Disregard any peak due to methyl parahydroxybenzoate and any peak with an area less than 0.4 times the area of the principal peak in the chromatogram obtained with solution (2) (0.1%).
ASSAY
Carry out the method for liquid chromatography, Appendix III D, using the following solutions.
(1) Shake a weighed quantity of the oral suspension containing 50 mg of Mebendazole with 30 mL of formic acid and 30 mL of methanol (60%). Add sufficient methanol (60%) to produce 100 mL. Dilute 1 volume of the resulting solution to 5 volumes with methanol (60%).

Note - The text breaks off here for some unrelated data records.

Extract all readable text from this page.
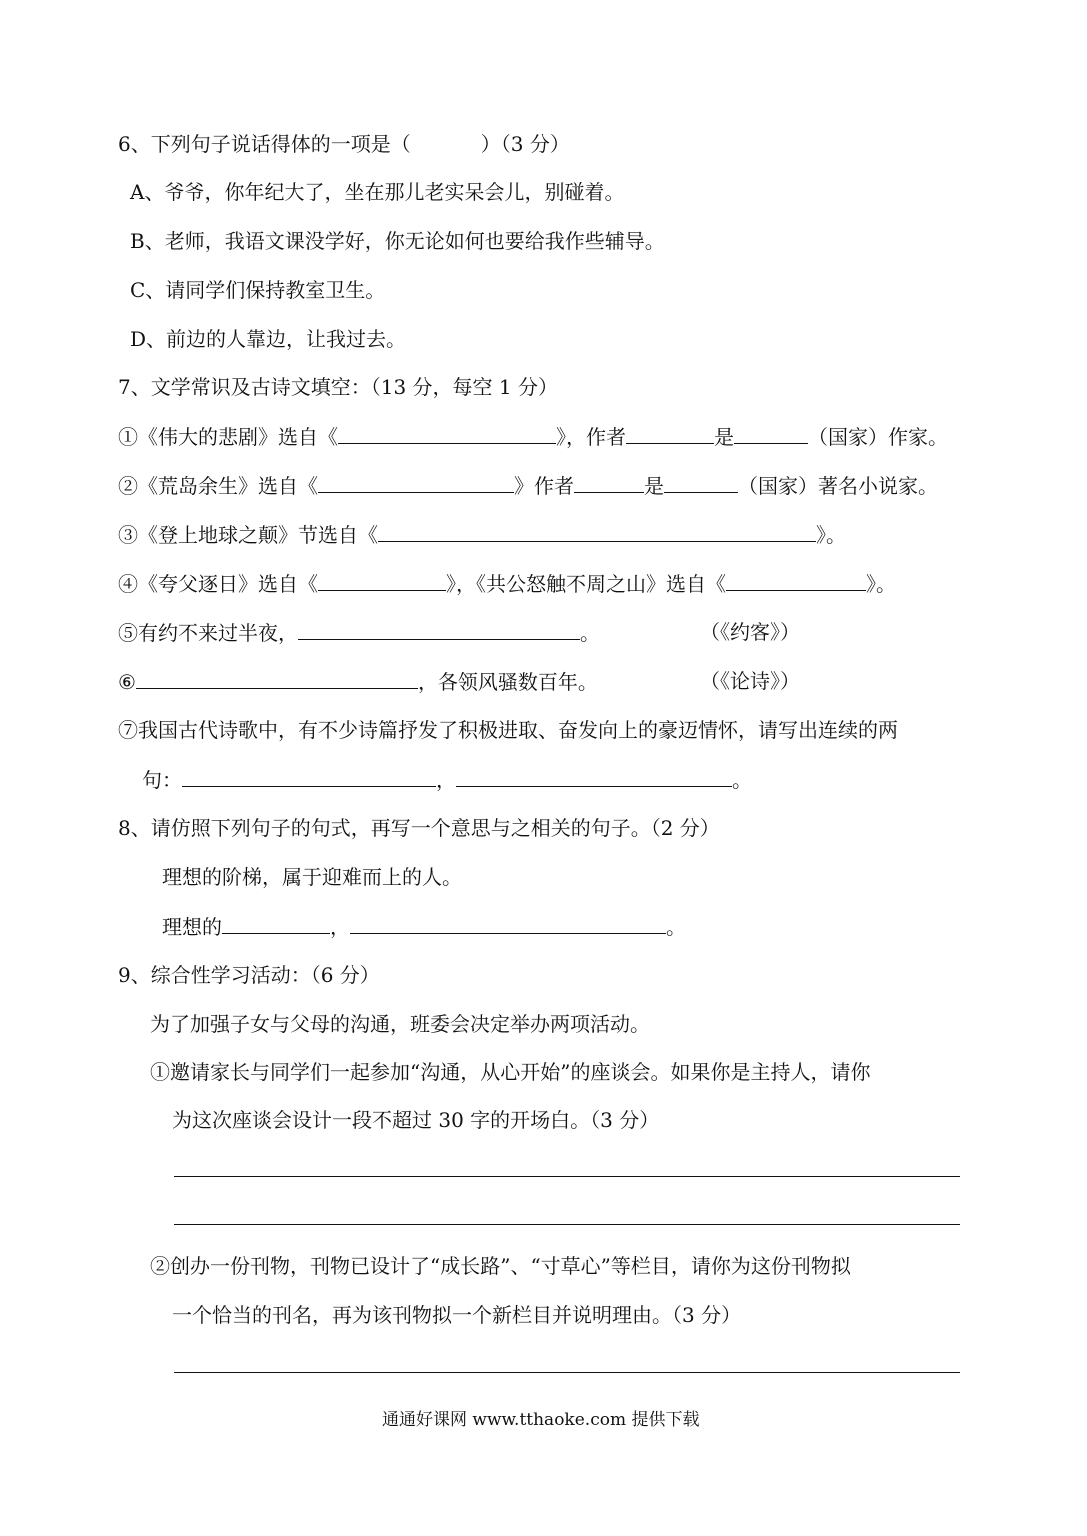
6、下列句子说话得体的一项是（	）（3 分）
A、爷爷，你年纪大了，坐在那儿老实呆会儿，别碰着。
B、老师，我语文课没学好，你无论如何也要给我作些辅导。
C、请同学们保持教室卫生。
D、前边的人靠边，让我过去。
7、文学常识及古诗文填空：（13 分，每空 1 分）
①《伟大的悲剧》选自《	》，作者	是	（国家）作家。
②《荒岛余生》选自《	》作者	是	（国家）著名小说家。
③《登上地球之颠》节选自《	》。
④《夸父逐日》选自《	》，《共公怒触不周之山》选自《	》。
⑤有约不来过半夜，	。	（《约客》）
⑥	，各领风骚数百年。	（《论诗》）
⑦我国古代诗歌中，有不少诗篇抒发了积极进取、奋发向上的豪迈情怀，请写出连续的两
句：	，	。
8、请仿照下列句子的句式，再写一个意思与之相关的句子。（2 分）
理想的阶梯，属于迎难而上的人。
理想的	，	。
9、综合性学习活动：（6 分）
为了加强子女与父母的沟通，班委会决定举办两项活动。
①邀请家长与同学们一起参加“沟通，从心开始”的座谈会。如果你是主持人，请你
为这次座谈会设计一段不超过 30 字的开场白。（3 分）
②创办一份刊物，刊物已设计了“成长路”、“寸草心”等栏目，请你为这份刊物拟
一个恰当的刊名，再为该刊物拟一个新栏目并说明理由。（3 分）
通通好课网 www.tthaoke.com 提供下载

Filter (Acrodisc 0.45-µm GxF glass fiber PVDF is suitable) and use the filtrate.
(2) 0.01% w/v of mebendazole BPCRS in dimethylformamide.
(3) 0.01% w/v each of mebendazole for system suitability EPCRS and methyl parahydroxybenzoate in dimethylformamide.
CHROMATOGRAPHIC CONDITIONS
The chromatographic conditions described under Related substances may be used.
SYSTEM SUITABILITY
The test is not valid unless, in the chromatogram obtained with solution (3), the resolution between the peaks due to methyl parahydroxybenzoate and mebendazole impurity A is at least 2.0.
DETERMINATION OF CONTENT
Determine the weight per mL of the oral suspension, Appendix V G, and calculate the content of C16H13N3O3, weight in volume, using the declared content of C16H13N3O3 in mebendazole BPCRS.
IMPURITIES
The impurities limited by the requirements of this monograph include those listed under Mebendazole.